Alex Joffe, a research scholar with the Institute for Jewish and Community Research, writes that there is an array of different problems posed by the prospect of Israel taking advantage of its new gas find:

  • Location: The gas terminal would be on Israel's coastline, but due, in part, to the erosion in the Nile delta from the Aswan dam--the area is vulnerable to storm damage, leaving millions of Israelis, both Jews and Arabs, competing for access to the few parks and undeveloped beaches on the seafront.

  • Strategic Issue: The facilities will have the explosive potential of small nuclear weapons--add to this the fact that such a facility would be a major target for terrorist, as evidenced not only from the recent attacks on the gas pipeline from Egypt, but also the electrical-power stations in Hadera and Ashkelon which have been targeted by Hizballah and Hamas rockets.

  • Domestic Problem: Placing the gas terminal at Dor, at the proposed location south of the Hadera power station, effectively cuts through a kibbutz, a nature reserve, and major archaeological site. Another proposal to expand the existing gas terminal at Ashdod would also affect kibbutzniks as well as residents of outlying cities--both targets of rockets in the past--and don't even think about north Tel Aviv or its affluent suburbs.

  • Additional Costs: On proposal would locate a floating terminal a few miles off the shore of Hadera, allowing it to move out of range of missiles but the cost would be prohibitive.

  • Taxes: Both Israeli and American companies have major investments in the project. But proposed taxes on profits at between 50 and 62 percent have the U.S. State Department complaining about the effect on American investors and members of the Knesset complaining about "greedy tycoons."

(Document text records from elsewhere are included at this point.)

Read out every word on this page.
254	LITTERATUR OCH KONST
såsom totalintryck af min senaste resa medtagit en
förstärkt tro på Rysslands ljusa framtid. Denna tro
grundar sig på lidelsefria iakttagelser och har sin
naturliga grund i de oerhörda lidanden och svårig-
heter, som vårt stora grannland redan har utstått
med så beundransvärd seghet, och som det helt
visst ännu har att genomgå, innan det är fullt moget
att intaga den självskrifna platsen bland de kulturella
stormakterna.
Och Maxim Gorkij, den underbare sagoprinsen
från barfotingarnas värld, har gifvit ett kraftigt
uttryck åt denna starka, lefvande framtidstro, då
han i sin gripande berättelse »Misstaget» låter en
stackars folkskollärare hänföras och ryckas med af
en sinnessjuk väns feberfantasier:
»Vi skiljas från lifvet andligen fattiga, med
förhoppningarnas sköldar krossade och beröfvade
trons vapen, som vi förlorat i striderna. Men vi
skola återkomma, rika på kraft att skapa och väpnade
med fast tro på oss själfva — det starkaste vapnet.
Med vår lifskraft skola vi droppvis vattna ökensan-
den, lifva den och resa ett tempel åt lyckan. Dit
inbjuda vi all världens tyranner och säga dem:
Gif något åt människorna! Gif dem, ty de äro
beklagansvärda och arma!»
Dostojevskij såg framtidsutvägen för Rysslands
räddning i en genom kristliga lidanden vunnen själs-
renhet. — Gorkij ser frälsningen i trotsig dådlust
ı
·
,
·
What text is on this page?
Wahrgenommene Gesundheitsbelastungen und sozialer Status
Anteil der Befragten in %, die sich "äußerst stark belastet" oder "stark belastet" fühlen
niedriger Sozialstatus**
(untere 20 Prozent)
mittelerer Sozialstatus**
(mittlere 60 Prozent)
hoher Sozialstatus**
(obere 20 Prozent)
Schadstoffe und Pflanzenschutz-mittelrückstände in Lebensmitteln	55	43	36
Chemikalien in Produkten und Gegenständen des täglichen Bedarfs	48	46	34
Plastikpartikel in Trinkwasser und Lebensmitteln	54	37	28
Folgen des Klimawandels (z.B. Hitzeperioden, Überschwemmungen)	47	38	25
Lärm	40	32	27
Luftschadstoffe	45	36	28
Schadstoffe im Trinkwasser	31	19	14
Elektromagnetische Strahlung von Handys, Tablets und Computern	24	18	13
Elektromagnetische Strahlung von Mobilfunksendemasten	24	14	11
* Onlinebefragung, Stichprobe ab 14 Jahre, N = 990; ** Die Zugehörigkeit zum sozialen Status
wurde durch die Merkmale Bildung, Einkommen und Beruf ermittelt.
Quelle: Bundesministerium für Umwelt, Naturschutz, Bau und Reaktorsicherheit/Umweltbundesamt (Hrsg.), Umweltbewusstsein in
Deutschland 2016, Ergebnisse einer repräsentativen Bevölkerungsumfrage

  • Regional Implications: The threats from Lebanon, accusing Israel of stealing "its" offshore natural gas, are well known
It's not that Joffe suggests forgetting about all that gas, but by the same token, he doesn't offer any simple solutions either.

Instead, he leaves us with the thought:
One can only hope that, with agility and political wisdom, the Jewish state will successfully navigate its course between the blessing and the curse of immense amounts of fuel, and the forms of power that come with it.
Hope springs eternal--or at least as long as the gas does.